Uncle Nam’s house was located in a spacious garden. He built a commodious outer wing close to the wall of the house with a bed for my mother and a crib for the baby. It had a place to read books and another for viewing the scenery. My uncle planted two kinds of flowers – marigold and henna – that were meant to wish that the baby, once born, would live a full life and know how to play musical instruments well. Uncle Nam was fond of cockfighting, but he cleared away all of his chicken coops and no longer held cockfights at the house as he did in the past. My maternal uncle picked out books of an educational quality for my mother to read, like The Essentials of Ancient Learning (Co hoc tinh hoa), The Analects of Confucius (Luan ngu), Twenty-four Paragons of Filial Piety (Shi’ersi xiao by Guo Jujing), and An Ode to Learning for the Family (Gia huan ca by Nguyen Trai). Every day after waking from his midday nap, Uncle Nam brought over his flute and played traditional Southern amateur music (don ca tai tu) for my mother to listen to. Now and again, my maternal uncle would say to the prenatal child, ‘Little one, your granduncle Nam shall play you the lý (Central-Southern style) song ‘Four Seasons.’ My mother often said to my maternal aunt that although my maternal aunt no longer worked in a maternity hospital once she got a husband and now only occasionally assisted in childbirth, everyone still said that she had quite a knack for midwifing, and the babies she helped bring forth were always strong and healthy. My Aunt Nam was also attentive to my development. Whenever my mother said that the baby was kicking from within the womb, my maternal aunt would come caress my mother’s stomach and say to me, ‘Child, don’t kick too hard and hurt your mother.’ My maternal aunt also advised my mother that she should caress her belly while speaking to the antenatal child. My maternal uncle occasionally recited Tang Chinese poetry for my mother to hear. My mother memorized the more interesting poems and often recited them herself. My maternal uncle did not allow my mother to see hát b?i (traditional theatre) performances because of their masks’ variegated features, but Uncle Nam did hang up a picture of the Four Dainty Female Performers (T? n?). Whatever my mother craved, my uncle immediately gave to her so that she could eat it.

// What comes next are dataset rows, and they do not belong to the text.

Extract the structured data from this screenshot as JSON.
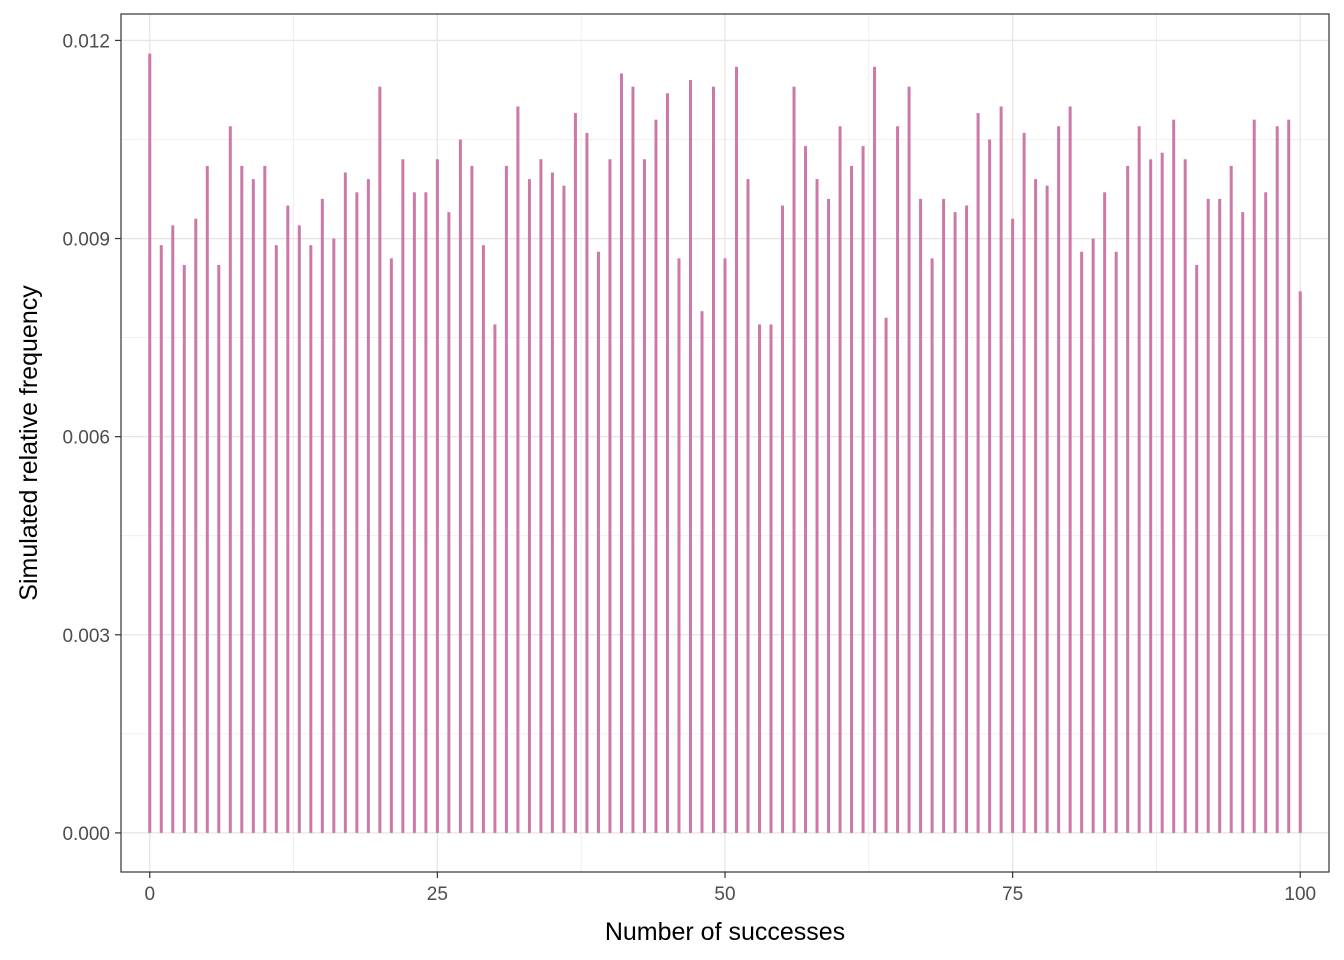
{
  "chart_data": {
    "type": "bar",
    "xlabel": "Number of successes",
    "ylabel": "Simulated relative frequency",
    "xlim": [
      -2.5,
      102.5
    ],
    "ylim": [
      -0.000592,
      0.0124
    ],
    "x_ticks": [
      "0",
      "25",
      "50",
      "75",
      "100"
    ],
    "y_ticks": [
      "0.000",
      "0.003",
      "0.006",
      "0.009",
      "0.012"
    ],
    "grid": true,
    "legend": "none",
    "bar_color": "#cc79a7",
    "x": [
      0,
      1,
      2,
      3,
      4,
      5,
      6,
      7,
      8,
      9,
      10,
      11,
      12,
      13,
      14,
      15,
      16,
      17,
      18,
      19,
      20,
      21,
      22,
      23,
      24,
      25,
      26,
      27,
      28,
      29,
      30,
      31,
      32,
      33,
      34,
      35,
      36,
      37,
      38,
      39,
      40,
      41,
      42,
      43,
      44,
      45,
      46,
      47,
      48,
      49,
      50,
      51,
      52,
      53,
      54,
      55,
      56,
      57,
      58,
      59,
      60,
      61,
      62,
      63,
      64,
      65,
      66,
      67,
      68,
      69,
      70,
      71,
      72,
      73,
      74,
      75,
      76,
      77,
      78,
      79,
      80,
      81,
      82,
      83,
      84,
      85,
      86,
      87,
      88,
      89,
      90,
      91,
      92,
      93,
      94,
      95,
      96,
      97,
      98,
      99,
      100
    ],
    "values": [
      0.0118,
      0.0089,
      0.0092,
      0.0086,
      0.0093,
      0.0101,
      0.0086,
      0.0107,
      0.0101,
      0.0099,
      0.0101,
      0.0089,
      0.0095,
      0.0092,
      0.0089,
      0.0096,
      0.009,
      0.01,
      0.0097,
      0.0099,
      0.0113,
      0.0087,
      0.0102,
      0.0097,
      0.0097,
      0.0102,
      0.0094,
      0.0105,
      0.0101,
      0.0089,
      0.0077,
      0.0101,
      0.011,
      0.0099,
      0.0102,
      0.01,
      0.0098,
      0.0109,
      0.0106,
      0.0088,
      0.0102,
      0.0115,
      0.0113,
      0.0102,
      0.0108,
      0.0112,
      0.0087,
      0.0114,
      0.0079,
      0.0113,
      0.0087,
      0.0116,
      0.0099,
      0.0077,
      0.0077,
      0.0095,
      0.0113,
      0.0104,
      0.0099,
      0.0096,
      0.0107,
      0.0101,
      0.0104,
      0.0116,
      0.0078,
      0.0107,
      0.0113,
      0.0096,
      0.0087,
      0.0096,
      0.0094,
      0.0095,
      0.0109,
      0.0105,
      0.011,
      0.0093,
      0.0106,
      0.0099,
      0.0098,
      0.0107,
      0.011,
      0.0088,
      0.009,
      0.0097,
      0.0088,
      0.0101,
      0.0107,
      0.0102,
      0.0103,
      0.0108,
      0.0102,
      0.0086,
      0.0096,
      0.0096,
      0.0101,
      0.0094,
      0.0108,
      0.0097,
      0.0107,
      0.0108,
      0.0082
    ]
  }
}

All throughout the nine months, the whole family played songs, sang, and recited poetry for me to hear. Each day, my mother went for a walk in the garden to see the blossoming marigold and henna flowers. Neighbours frequently came to visit my mother and chatted with her. Never did my mother hear arguing, yelling, or the stridence of anger.
When the day came on which my mother was in labour, Aunt Nam was always by my mother’s bedside to talk with her and ease her pangs. The moment I emerged from the womb, Aunt Nam ebulliently cried out in a truly sonorous voice, ‘[You’ve] given birth to a son! They’ll be someone to carry on the Tran family line!’ Uncle Nam immediately ran over, played his flute, and welcomed the baby.
When I heard this story, I thought that I was very fortunate in that my whole family practised antenatal education, despite not having read any books about the subject – and yet managed to do things quite consonant with modern antenatal education methods.